BonJovi1 opened this issue · comments

Hi @sniklaus
Thank you so much for your code!
Sorry for the really sill question. I was able to set up your code and got it working for the sample images (1024x436) you've provided. I wish to estimate the flow for images that are (512 x 384). I commented the following lines from your code:

assert(intWidth == 1024)
assert(intHeight == 436)

And ran it, but I'm getting the following error:

Traceback (most recent call last):
  File "run.py", line 379, in <module>
    tenOutput = estimate(tenFirst, tenSecond)
  File "run.py", line 356, in estimate
    tenPreprocessedFirst = tenFirst.cuda().view(1, 3, intHeight, intWidth)

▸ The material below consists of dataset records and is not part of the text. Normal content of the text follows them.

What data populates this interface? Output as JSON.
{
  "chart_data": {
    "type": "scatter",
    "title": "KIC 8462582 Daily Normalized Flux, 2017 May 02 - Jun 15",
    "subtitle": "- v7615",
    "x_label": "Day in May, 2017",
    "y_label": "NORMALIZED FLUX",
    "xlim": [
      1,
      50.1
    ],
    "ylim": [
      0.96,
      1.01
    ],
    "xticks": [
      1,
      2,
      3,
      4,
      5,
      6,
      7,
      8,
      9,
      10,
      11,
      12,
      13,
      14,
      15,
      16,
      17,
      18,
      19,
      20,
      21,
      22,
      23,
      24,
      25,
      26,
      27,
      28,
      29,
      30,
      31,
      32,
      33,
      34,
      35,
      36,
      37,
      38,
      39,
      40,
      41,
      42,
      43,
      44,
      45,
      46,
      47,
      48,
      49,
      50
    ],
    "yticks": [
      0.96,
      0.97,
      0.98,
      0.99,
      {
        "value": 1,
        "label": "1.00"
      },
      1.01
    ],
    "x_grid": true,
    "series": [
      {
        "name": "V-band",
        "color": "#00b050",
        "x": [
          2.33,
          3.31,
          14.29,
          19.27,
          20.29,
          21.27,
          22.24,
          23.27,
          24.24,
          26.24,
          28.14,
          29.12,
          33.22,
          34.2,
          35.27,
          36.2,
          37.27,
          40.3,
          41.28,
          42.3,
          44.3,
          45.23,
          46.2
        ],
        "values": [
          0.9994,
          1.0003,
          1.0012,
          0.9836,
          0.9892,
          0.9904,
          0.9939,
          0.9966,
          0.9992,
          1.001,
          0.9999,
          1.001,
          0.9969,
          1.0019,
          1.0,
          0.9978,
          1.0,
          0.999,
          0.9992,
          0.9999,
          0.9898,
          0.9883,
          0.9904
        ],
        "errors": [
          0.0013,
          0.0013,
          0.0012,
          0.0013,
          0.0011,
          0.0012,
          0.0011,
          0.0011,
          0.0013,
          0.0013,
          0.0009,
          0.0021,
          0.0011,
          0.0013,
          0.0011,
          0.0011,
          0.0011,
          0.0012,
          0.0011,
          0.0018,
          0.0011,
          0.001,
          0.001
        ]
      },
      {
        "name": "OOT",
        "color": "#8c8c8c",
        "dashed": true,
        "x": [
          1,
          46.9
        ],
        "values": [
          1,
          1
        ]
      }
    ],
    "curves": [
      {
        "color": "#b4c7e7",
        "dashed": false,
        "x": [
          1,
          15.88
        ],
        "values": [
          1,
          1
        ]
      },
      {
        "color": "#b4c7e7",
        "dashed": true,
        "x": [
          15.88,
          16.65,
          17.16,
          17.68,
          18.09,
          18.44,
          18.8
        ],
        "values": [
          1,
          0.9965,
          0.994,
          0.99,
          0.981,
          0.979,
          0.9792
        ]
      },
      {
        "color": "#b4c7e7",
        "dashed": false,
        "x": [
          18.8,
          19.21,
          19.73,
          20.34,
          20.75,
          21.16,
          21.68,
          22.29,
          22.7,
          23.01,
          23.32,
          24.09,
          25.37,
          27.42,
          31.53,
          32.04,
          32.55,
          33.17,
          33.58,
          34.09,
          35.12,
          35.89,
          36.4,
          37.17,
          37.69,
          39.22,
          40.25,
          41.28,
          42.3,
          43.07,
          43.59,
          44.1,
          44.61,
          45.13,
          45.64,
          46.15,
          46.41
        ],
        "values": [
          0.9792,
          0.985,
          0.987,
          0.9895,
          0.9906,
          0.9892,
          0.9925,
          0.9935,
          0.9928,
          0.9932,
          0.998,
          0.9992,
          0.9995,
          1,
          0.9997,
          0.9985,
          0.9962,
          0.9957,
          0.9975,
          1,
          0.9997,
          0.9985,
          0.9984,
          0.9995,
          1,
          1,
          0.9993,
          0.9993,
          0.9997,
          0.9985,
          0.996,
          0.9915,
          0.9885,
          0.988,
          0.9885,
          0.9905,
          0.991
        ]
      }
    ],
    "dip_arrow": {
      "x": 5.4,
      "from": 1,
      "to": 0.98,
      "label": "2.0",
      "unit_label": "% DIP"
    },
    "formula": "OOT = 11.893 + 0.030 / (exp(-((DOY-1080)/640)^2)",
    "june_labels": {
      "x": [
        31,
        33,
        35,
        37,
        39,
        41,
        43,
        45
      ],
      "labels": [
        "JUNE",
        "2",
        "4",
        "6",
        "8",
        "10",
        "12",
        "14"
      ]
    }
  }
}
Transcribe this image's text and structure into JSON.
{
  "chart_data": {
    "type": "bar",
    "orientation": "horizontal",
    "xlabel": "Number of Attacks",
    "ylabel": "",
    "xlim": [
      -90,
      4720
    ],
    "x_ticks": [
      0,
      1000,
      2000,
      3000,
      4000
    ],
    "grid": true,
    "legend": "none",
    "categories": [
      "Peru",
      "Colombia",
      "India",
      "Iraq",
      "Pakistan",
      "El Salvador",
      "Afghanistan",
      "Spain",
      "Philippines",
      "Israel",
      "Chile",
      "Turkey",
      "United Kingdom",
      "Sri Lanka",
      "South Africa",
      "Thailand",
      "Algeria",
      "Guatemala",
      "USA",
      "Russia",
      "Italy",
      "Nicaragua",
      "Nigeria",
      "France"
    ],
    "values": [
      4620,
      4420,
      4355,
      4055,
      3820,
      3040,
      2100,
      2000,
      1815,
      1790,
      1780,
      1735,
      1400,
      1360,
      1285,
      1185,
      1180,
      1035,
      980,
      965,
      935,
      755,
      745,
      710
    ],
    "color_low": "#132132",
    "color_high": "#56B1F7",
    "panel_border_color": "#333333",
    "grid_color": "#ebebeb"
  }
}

RuntimeError: shape '[1, 3, 384, 512]' is invalid for input of size 786432

Could you kindly advise me on how to fix this? Do we have to modify the architecture of the network, if we are only testing it out?
Thank you,
Abhinav

Also, I tried resizing my images to 1024x436, but it still throws a similar error

Traceback (most recent call last):
  File "run.py", line 379, in <module>
    tenOutput = estimate(tenFirst, tenSecond)
  File "run.py", line 356, in estimate
    tenPreprocessedFirst = tenFirst.cuda().view(1, 3, intHeight, intWidth)
RuntimeError: shape '[1, 3, 436, 1024]' is invalid for input of size 1785856

I double checked, my image files are not corrupt. Any idea why this may be happening?
Thanks!
Abhinav

1024 * 436 * 4 == 1785856

Looks like your images are RGBA and have four channels. You can either change the code to only take the first three channels or convert your RGBA images to RGB instead.